Na razie za swoje grzechy cierpią tylko piłkarze, działacze i sędziowie. Zdaniem mecenasa Kryszczuka na tym się jednak nie skończy. - Kary dosięgną także kluby. To kwestia czasu. Po wcześniejszych doświadczeniach - m.in. ze Szczakowianką - postanowiliśmy, że nie będziemy się śpieszyć. Decyzje zapadną po zakończeniu postępowania przygotowawczego, gdy będziemy mieć pełną wiedzę na ten temat. Na dziś nie wiemy, jak duża jest wina klubów - czy dotyczy jednego meczu, czy na przykład piętnastu.
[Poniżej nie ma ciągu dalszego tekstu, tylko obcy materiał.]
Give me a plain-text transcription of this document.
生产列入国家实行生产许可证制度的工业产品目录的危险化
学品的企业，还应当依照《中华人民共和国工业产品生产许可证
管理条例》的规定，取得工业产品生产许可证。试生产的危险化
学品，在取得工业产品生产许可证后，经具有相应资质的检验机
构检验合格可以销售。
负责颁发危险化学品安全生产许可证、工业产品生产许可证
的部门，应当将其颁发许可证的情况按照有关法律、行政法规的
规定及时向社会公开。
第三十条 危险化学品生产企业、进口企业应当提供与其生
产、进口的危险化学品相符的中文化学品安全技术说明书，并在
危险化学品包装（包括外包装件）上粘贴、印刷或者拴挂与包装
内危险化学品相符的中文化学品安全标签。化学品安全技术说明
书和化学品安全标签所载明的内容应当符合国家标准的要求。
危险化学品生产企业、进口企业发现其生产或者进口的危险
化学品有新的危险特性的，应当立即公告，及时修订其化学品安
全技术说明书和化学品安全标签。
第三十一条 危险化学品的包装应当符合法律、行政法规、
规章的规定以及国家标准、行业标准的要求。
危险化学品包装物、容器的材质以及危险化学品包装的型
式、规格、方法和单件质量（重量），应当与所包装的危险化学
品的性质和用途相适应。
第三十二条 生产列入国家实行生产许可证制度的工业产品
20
Ukarzemy raz, ale sprawiedliwie - wyjaśnia Kryszczuk.
Wspomniana przez mecenasa Szczakowianka zapłaciła za ustawiony mecz ze Świtem Nowy Dwór Mazowiecki spadkiem do drugiej ligi i odjęciem dziesięciu punktów. Za udział w aferze korupcyjnej rachunek dostał też Piast Gliwice, któremu WD też zabrał dziesięć punktów.
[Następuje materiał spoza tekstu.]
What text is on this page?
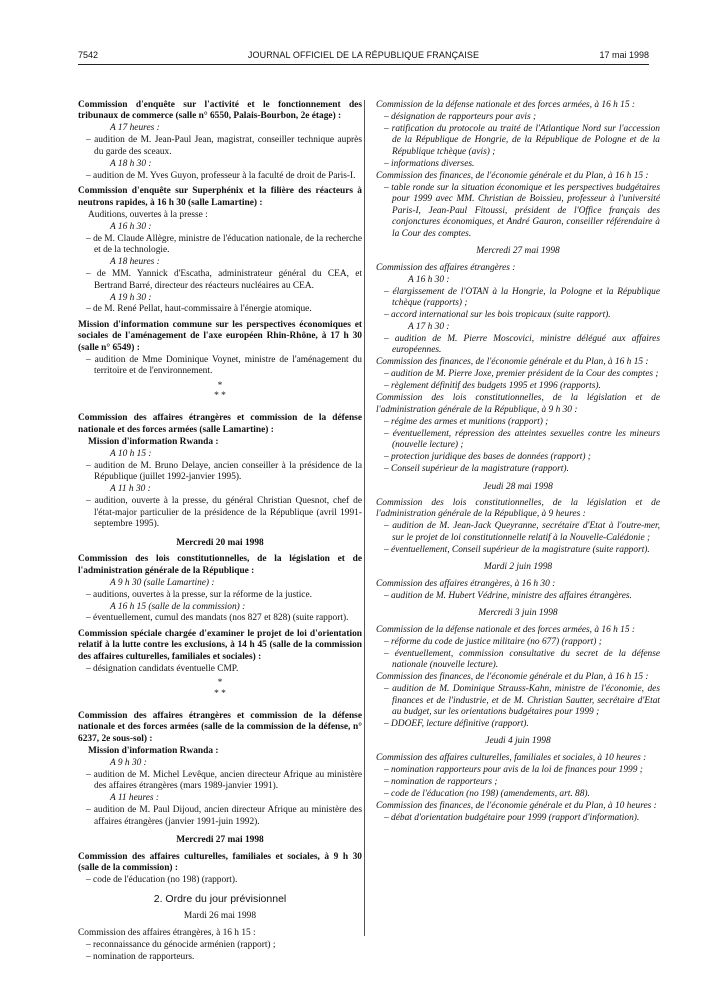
7542	JOURNAL OFFICIEL DE LA RÉPUBLIQUE FRANÇAISE	17 mai 1998

Commission d'enquête sur l'activité et le fonctionnement des tribunaux de commerce (salle n° 6550, Palais-Bourbon, 2e étage) :

A 17 heures :

– audition de M. Jean-Paul Jean, magistrat, conseiller technique auprès du garde des sceaux.

A 18 h 30 :

– audition de M. Yves Guyon, professeur à la faculté de droit de Paris-I.

Commission d'enquête sur Superphénix et la filière des réacteurs à neutrons rapides, à 16 h 30 (salle Lamartine) :

Auditions, ouvertes à la presse :

A 16 h 30 :

– de M. Claude Allègre, ministre de l'éducation nationale, de la recherche et de la technologie.

A 18 heures :

– de MM. Yannick d'Escatha, administrateur général du CEA, et Bertrand Barré, directeur des réacteurs nucléaires au CEA.

A 19 h 30 :

– de M. René Pellat, haut-commissaire à l'énergie atomique.

Mission d'information commune sur les perspectives économiques et sociales de l'aménagement de l'axe européen Rhin-Rhône, à 17 h 30 (salle n° 6549) :

– audition de Mme Dominique Voynet, ministre de l'aménagement du territoire et de l'environnement.

*
* *

Commission des affaires étrangères et commission de la défense nationale et des forces armées (salle Lamartine) :

Mission d'information Rwanda :

A 10 h 15 :

– audition de M. Bruno Delaye, ancien conseiller à la présidence de la République (juillet 1992-janvier 1995).

A 11 h 30 :

– audition, ouverte à la presse, du général Christian Quesnot, chef de l'état-major particulier de la présidence de la République (avril 1991-septembre 1995).

Mercredi 20 mai 1998

Commission des lois constitutionnelles, de la législation et de l'administration générale de la République :

A 9 h 30 (salle Lamartine) :

– auditions, ouvertes à la presse, sur la réforme de la justice.

A 16 h 15 (salle de la commission) :

– éventuellement, cumul des mandats (nos 827 et 828) (suite rapport).

Commission spéciale chargée d'examiner le projet de loi d'orientation relatif à la lutte contre les exclusions, à 14 h 45 (salle de la commission des affaires culturelles, familiales et sociales) :

– désignation candidats éventuelle CMP.

*
* *

Commission des affaires étrangères et commission de la défense nationale et des forces armées (salle de la commission de la défense, n° 6237, 2e sous-sol) :

Mission d'information Rwanda :

A 9 h 30 :

– audition de M. Michel Levêque, ancien directeur Afrique au ministère des affaires étrangères (mars 1989-janvier 1991).

A 11 heures :

– audition de M. Paul Dijoud, ancien directeur Afrique au ministère des affaires étrangères (janvier 1991-juin 1992).

Mercredi 27 mai 1998

Commission des affaires culturelles, familiales et sociales, à 9 h 30 (salle de la commission) :

– code de l'éducation (no 198) (rapport).

2. Ordre du jour prévisionnel

Mardi 26 mai 1998

Commission des affaires étrangères, à 16 h 15 :

– reconnaissance du génocide arménien (rapport) ;

– nomination de rapporteurs.

Commission de la défense nationale et des forces armées, à 16 h 15 :

– désignation de rapporteurs pour avis ;

– ratification du protocole au traité de l'Atlantique Nord sur l'accession de la République de Hongrie, de la République de Pologne et de la République tchèque (avis) ;

– informations diverses.

Commission des finances, de l'économie générale et du Plan, à 16 h 15 :

– table ronde sur la situation économique et les perspectives budgétaires pour 1999 avec MM. Christian de Boissieu, professeur à l'université Paris-I, Jean-Paul Fitoussi, président de l'Office français des conjonctures économiques, et André Gauron, conseiller référendaire à la Cour des comptes.

Mercredi 27 mai 1998

Commission des affaires étrangères :

A 16 h 30 :

– élargissement de l'OTAN à la Hongrie, la Pologne et la République tchèque (rapports) ;

– accord international sur les bois tropicaux (suite rapport).

A 17 h 30 :

– audition de M. Pierre Moscovici, ministre délégué aux affaires européennes.

Commission des finances, de l'économie générale et du Plan, à 16 h 15 :

– audition de M. Pierre Joxe, premier président de la Cour des comptes ;

– règlement définitif des budgets 1995 et 1996 (rapports).

Commission des lois constitutionnelles, de la législation et de l'administration générale de la République, à 9 h 30 :

– régime des armes et munitions (rapport) ;

– éventuellement, répression des atteintes sexuelles contre les mineurs (nouvelle lecture) ;

– protection juridique des bases de données (rapport) ;

– Conseil supérieur de la magistrature (rapport).

Jeudi 28 mai 1998

Commission des lois constitutionnelles, de la législation et de l'administration générale de la République, à 9 heures :

– audition de M. Jean-Jack Queyranne, secrétaire d'Etat à l'outre-mer, sur le projet de loi constitutionnelle relatif à la Nouvelle-Calédonie ;

– éventuellement, Conseil supérieur de la magistrature (suite rapport).

Mardi 2 juin 1998

Commission des affaires étrangères, à 16 h 30 :

– audition de M. Hubert Védrine, ministre des affaires étrangères.

Mercredi 3 juin 1998

Commission de la défense nationale et des forces armées, à 16 h 15 :

– réforme du code de justice militaire (no 677) (rapport) ;

– éventuellement, commission consultative du secret de la défense nationale (nouvelle lecture).

Commission des finances, de l'économie générale et du Plan, à 16 h 15 :

– audition de M. Dominique Strauss-Kahn, ministre de l'économie, des finances et de l'industrie, et de M. Christian Sautter, secrétaire d'Etat au budget, sur les orientations budgétaires pour 1999 ;

– DDOEF, lecture définitive (rapport).

Jeudi 4 juin 1998

Commission des affaires culturelles, familiales et sociales, à 10 heures :

– nomination rapporteurs pour avis de la loi de finances pour 1999 ;

– nomination de rapporteurs ;

– code de l'éducation (no 198) (amendements, art. 88).

Commission des finances, de l'économie générale et du Plan, à 10 heures :

– débat d'orientation budgétaire pour 1999 (rapport d'information).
- Wtedy działaliśmy szybko, ponieważ wydawało nam się, że afera zaczyna się i kończy na zespole z Gliwic. Teraz już wiemy, jak bardzo byliśmy naiwni. Piast nawet nie jest koniuszkiem tej afery, tylko koniuszeczkiem - uśmiecha się Kryszczuk.
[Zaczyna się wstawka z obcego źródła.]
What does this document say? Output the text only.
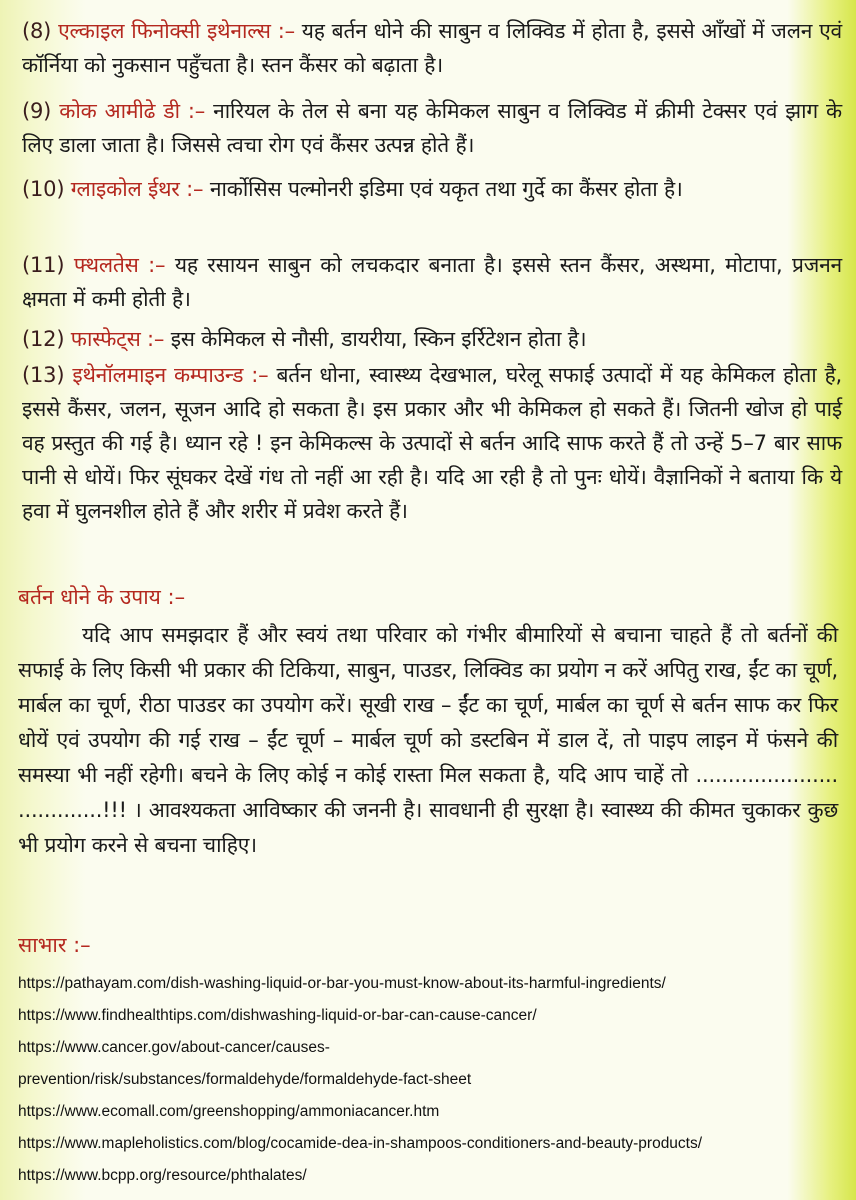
(8) एल्काइल फिनोक्सी इथेनाल्स :– यह बर्तन धोने की साबुन व लिक्विड में होता है, इससे आँखों में जलन एवं कॉर्निया को नुकसान पहुँचता है। स्तन कैंसर को बढ़ाता है।
(9) कोक आमीढे डी :– नारियल के तेल से बना यह केमिकल साबुन व लिक्विड में क्रीमी टेक्सर एवं झाग के लिए डाला जाता है। जिससे त्वचा रोग एवं कैंसर उत्पन्न होते हैं।
(10) ग्लाइकोल ईथर :– नार्कोसिस पल्मोनरी इडिमा एवं यकृत तथा गुर्दे का कैंसर होता है।
(11) फ्थलतेस :– यह रसायन साबुन को लचकदार बनाता है। इससे स्तन कैंसर, अस्थमा, मोटापा, प्रजनन क्षमता में कमी होती है।
(12) फास्फेट्स :– इस केमिकल से नौसी, डायरीया, स्किन इर्रिटेशन होता है।
(13) इथेनॉलमाइन कम्पाउन्ड :– बर्तन धोना, स्वास्थ्य देखभाल, घरेलू सफाई उत्पादों में यह केमिकल होता है, इससे कैंसर, जलन, सूजन आदि हो सकता है। इस प्रकार और भी केमिकल हो सकते हैं। जितनी खोज हो पाई वह प्रस्तुत की गई है। ध्यान रहे ! इन केमिकल्स के उत्पादों से बर्तन आदि साफ करते हैं तो उन्हें 5–7 बार साफ पानी से धोयें। फिर सूंघकर देखें गंध तो नहीं आ रही है। यदि आ रही है तो पुनः धोयें। वैज्ञानिकों ने बताया कि ये हवा में घुलनशील होते हैं और शरीर में प्रवेश करते हैं।
बर्तन धोने के उपाय :–
यदि आप समझदार हैं और स्वयं तथा परिवार को गंभीर बीमारियों से बचाना चाहते हैं तो बर्तनों की सफाई के लिए किसी भी प्रकार की टिकिया, साबुन, पाउडर, लिक्विड का प्रयोग न करें अपितु राख, ईंट का चूर्ण, मार्बल का चूर्ण, रीठा पाउडर का उपयोग करें। सूखी राख – ईंट का चूर्ण, मार्बल का चूर्ण से बर्तन साफ कर फिर धोयें एवं उपयोग की गई राख – ईंट चूर्ण – मार्बल चूर्ण को डस्टबिन में डाल दें, तो पाइप लाइन में फंसने की समस्या भी नहीं रहेगी। बचने के लिए कोई न कोई रास्ता मिल सकता है, यदि आप चाहें तो ...................... .............!!! । आवश्यकता आविष्कार की जननी है। सावधानी ही सुरक्षा है। स्वास्थ्य की कीमत चुकाकर कुछ भी प्रयोग करने से बचना चाहिए।
साभार :–
https://pathayam.com/dish-washing-liquid-or-bar-you-must-know-about-its-harmful-ingredients/
https://www.findhealthtips.com/dishwashing-liquid-or-bar-can-cause-cancer/
https://www.cancer.gov/about-cancer/causes-
prevention/risk/substances/formaldehyde/formaldehyde-fact-sheet
https://www.ecomall.com/greenshopping/ammoniacancer.htm
https://www.mapleholistics.com/blog/cocamide-dea-in-shampoos-conditioners-and-beauty-products/
https://www.bcpp.org/resource/phthalates/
Oprócz Zagłębia i Podbeskidzia zarzuty postawiono też ostatnio m.in. działaczom Zawiszy Bydgoszcz i Górnika Polkowice. Zawisza i Zagłębie to czołowe drużyny drugiej ligi, które liczą się w walce o awans. - Najlepiej byłoby podjąć decyzję w trakcie przerwy zimowej. Może być jednak i tak, że nie uda się to i wiosną. Karę można wymierzyć także po awansie. Może dotyczyć zarówno minusowych oczek, jak i degradacji. Nawet o dwie klasy! - przypomina Kryszczuk i dodaje: - Nasza współpraca z prokuraturą układa się ostatnio wręcz modelowo. Liczę, że ewentualne kary nie będą odciągane w nieskończoność. Na pewno nie będziemy czekać na ostateczny wyrok, bo wtedy zastanie mnie emerytura - mówi Kryszczuk, który jest też pełnomocnikiem PZPN-u ds. kontaktów z prokuraturą.